Nor is my use of powerpoint meant exclusively to reduce barriers to participation for students with learning differences, physiological or otherwise. Asynchronous approaches of all kinds reduce potential trauma by allowing students to spend as much or as little time as they want on a given lecture, meaning that students can take detailed notes and come up with deeper questions to ask during synchronous learning. Additionally, asynchronous approaches reduce trauma by offering students more choice: if need be, they can simply attend the synchronous opportunity and make up the lecture when they don’t have a test to study for. This flexibility empowers students and, while some instructors might worry that this empowerment will come with problems of participation and focus, one might consider that a lecture in which students are scrambling to write down what a professor is saying about a powerpoint they may never see again, on which they will be tested as though that actually measures what they’ve learned, also reduces participation and focus in important ways.
Finally, before you begin screencasting or buy a webcam, consider the assignments and the subject matter you’re working with. If there are particularly difficult subjects to discuss in some of your class meetings or assigned readings, offer trigger warnings, and think very carefully about what might be traumatizing to a wide range of people whose experiences you can’t necessarily know. Doing this before you start teaching maintains students’ emotional safety over the semester, and you can also do this as the semester continues. If assignments are particularly likely to stretch student abilities, as first-year writing assignments often do, scaffold students’ planning processes with low-stakes miniature assignments and offer opportunities for revision. Break their product-orientation a little by offering multiple chances to create and recreate. If you have control over your syllabus, ask your student colleagues to produce fewer, better products and to reflect critically on the process of doing so. Generally lower community anxiety levels whenever possible, while still maintaining the intellectual rigor and empathetic engagement your student colleagues have paid for.

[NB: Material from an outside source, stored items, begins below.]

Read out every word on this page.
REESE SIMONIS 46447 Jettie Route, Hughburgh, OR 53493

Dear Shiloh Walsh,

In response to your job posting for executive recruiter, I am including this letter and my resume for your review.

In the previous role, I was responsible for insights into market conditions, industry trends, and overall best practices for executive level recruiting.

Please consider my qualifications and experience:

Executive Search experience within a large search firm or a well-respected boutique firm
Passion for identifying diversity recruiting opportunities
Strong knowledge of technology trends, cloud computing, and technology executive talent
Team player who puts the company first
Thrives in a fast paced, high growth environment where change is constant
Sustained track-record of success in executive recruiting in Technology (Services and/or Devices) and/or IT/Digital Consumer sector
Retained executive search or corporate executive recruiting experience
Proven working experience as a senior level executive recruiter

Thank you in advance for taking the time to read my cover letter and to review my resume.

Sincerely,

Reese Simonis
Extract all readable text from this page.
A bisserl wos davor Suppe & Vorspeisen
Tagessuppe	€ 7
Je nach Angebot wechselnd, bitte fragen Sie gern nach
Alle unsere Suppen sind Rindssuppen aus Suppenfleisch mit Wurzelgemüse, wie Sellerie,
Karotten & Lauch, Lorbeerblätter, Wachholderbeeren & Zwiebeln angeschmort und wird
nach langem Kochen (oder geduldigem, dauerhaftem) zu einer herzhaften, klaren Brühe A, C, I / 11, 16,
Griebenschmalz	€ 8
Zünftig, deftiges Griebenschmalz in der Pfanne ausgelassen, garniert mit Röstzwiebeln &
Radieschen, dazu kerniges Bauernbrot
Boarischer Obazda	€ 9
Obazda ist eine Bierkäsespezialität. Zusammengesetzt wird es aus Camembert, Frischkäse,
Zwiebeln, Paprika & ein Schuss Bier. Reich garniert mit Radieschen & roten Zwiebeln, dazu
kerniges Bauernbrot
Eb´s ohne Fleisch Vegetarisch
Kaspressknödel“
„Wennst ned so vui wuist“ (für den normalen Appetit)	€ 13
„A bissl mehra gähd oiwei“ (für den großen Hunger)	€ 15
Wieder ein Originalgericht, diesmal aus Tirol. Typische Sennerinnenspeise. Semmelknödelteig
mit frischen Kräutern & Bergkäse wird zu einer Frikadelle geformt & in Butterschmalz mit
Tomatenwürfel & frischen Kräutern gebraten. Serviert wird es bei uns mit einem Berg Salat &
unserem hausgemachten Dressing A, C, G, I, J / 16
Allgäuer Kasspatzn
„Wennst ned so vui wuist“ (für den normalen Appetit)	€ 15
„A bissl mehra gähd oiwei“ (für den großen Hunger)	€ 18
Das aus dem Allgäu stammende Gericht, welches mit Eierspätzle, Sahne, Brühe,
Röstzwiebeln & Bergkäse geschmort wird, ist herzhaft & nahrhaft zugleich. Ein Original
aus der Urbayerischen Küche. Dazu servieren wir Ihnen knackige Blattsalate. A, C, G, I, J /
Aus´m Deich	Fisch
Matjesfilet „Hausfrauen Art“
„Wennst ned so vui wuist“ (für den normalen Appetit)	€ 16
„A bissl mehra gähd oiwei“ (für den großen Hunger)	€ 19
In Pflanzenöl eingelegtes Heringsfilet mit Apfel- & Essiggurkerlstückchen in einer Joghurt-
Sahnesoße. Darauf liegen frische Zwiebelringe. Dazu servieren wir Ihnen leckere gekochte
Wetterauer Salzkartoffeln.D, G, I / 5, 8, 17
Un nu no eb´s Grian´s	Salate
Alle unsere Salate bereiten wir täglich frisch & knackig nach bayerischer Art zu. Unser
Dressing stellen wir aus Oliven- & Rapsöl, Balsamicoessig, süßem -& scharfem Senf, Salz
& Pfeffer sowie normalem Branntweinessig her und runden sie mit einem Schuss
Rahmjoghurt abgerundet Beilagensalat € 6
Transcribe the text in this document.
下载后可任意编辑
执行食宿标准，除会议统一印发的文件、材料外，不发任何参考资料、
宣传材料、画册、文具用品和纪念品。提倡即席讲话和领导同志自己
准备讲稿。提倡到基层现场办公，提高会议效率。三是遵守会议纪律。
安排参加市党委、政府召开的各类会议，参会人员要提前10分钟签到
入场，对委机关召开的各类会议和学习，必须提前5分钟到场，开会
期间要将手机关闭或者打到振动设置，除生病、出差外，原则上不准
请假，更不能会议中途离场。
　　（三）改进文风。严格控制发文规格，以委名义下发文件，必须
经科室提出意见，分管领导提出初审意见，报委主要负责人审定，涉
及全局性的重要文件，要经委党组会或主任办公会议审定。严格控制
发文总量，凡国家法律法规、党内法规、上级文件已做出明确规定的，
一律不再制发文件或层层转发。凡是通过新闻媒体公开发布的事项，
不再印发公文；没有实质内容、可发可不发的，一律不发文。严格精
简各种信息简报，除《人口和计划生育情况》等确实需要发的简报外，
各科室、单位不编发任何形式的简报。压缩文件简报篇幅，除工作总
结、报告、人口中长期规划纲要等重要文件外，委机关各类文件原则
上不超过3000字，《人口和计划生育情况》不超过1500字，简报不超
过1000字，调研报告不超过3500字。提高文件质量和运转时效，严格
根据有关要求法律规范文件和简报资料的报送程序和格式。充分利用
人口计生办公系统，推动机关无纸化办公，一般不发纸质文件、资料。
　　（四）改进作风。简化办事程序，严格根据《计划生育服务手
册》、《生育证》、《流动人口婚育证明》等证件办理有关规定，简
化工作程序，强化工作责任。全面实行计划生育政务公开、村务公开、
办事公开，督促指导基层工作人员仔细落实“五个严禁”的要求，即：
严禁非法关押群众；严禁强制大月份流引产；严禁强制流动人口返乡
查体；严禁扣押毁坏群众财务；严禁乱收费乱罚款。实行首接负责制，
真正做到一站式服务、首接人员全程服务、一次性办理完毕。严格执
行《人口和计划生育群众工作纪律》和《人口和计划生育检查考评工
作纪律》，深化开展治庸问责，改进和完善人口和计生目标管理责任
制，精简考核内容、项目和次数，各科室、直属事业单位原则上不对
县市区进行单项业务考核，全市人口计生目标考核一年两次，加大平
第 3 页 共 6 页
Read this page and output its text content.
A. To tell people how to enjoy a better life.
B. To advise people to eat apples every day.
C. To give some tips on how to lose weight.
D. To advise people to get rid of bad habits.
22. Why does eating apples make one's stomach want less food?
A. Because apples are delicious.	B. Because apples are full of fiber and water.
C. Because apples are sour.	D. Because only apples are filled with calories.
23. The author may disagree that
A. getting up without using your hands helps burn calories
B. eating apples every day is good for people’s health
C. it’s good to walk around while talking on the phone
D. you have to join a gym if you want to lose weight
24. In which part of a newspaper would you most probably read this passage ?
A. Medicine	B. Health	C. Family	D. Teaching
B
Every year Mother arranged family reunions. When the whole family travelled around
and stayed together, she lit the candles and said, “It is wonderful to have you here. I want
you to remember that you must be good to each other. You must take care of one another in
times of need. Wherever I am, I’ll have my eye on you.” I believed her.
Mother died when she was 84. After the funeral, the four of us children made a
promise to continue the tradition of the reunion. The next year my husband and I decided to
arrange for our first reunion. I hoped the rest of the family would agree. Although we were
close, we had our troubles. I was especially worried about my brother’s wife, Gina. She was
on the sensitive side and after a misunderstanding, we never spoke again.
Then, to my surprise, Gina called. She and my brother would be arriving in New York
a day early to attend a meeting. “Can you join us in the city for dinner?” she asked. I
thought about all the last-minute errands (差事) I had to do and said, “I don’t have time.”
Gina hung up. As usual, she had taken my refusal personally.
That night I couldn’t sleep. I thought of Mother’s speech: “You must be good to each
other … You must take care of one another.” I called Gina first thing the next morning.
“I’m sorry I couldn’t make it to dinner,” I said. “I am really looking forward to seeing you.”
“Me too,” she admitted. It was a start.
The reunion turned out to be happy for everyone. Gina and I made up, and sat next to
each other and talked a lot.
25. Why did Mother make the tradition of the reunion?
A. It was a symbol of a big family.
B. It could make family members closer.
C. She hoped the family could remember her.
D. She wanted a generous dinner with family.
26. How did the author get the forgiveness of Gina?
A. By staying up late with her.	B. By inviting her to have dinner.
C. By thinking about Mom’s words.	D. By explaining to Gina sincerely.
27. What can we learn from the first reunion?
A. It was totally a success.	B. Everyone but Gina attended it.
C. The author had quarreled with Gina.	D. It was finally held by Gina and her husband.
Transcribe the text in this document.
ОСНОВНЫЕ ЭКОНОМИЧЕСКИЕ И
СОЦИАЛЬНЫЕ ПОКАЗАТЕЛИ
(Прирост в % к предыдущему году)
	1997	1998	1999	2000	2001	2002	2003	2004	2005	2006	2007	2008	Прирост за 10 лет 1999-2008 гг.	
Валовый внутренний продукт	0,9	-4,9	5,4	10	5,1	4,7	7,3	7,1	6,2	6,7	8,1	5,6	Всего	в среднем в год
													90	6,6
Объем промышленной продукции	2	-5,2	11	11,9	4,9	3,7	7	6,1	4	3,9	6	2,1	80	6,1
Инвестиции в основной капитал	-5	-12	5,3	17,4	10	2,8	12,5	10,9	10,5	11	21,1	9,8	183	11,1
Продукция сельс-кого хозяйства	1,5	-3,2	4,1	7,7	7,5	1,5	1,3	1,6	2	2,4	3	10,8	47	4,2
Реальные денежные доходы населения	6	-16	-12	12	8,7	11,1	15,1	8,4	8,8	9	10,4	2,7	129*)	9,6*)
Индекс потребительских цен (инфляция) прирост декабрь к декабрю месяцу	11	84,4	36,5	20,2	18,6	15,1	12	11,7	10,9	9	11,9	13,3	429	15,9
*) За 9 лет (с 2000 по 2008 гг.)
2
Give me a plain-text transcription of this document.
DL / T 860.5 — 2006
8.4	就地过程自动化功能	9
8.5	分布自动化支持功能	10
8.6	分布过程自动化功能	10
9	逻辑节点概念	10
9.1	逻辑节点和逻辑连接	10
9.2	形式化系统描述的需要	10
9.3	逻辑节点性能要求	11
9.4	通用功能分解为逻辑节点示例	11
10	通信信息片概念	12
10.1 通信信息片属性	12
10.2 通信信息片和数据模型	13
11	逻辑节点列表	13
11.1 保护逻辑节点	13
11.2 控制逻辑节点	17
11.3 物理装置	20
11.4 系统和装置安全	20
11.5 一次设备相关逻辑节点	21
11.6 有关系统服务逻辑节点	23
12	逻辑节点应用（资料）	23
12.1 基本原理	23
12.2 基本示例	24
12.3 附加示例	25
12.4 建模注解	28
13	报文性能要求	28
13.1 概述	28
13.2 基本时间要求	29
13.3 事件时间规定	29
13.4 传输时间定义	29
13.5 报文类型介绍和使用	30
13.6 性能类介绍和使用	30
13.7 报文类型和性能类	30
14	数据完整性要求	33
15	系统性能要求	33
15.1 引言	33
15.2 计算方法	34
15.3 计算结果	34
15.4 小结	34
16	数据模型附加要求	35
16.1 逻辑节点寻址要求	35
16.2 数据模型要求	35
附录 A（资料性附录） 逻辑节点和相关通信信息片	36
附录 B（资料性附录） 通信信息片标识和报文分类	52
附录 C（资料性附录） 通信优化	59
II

Make every pedagogical decision after having asked yourself whether the focus of that decision is your student colleagues’ learning processes, or your own need for control and mastery. Once you’re teaching, make comments in class and on assignments ONLY after asking yourself the same question again.
TL;DR? Do your best, love yourself and teach your student colleagues to do the same.
At the end of the day (especially today) we don’t know what the future holds, or what our present actions will produce there. The process can’t be predicted but it can be acknowledged. If we do our best to learn in solidarity with our student colleagues, then maybe something beautiful will grow up through the cracks.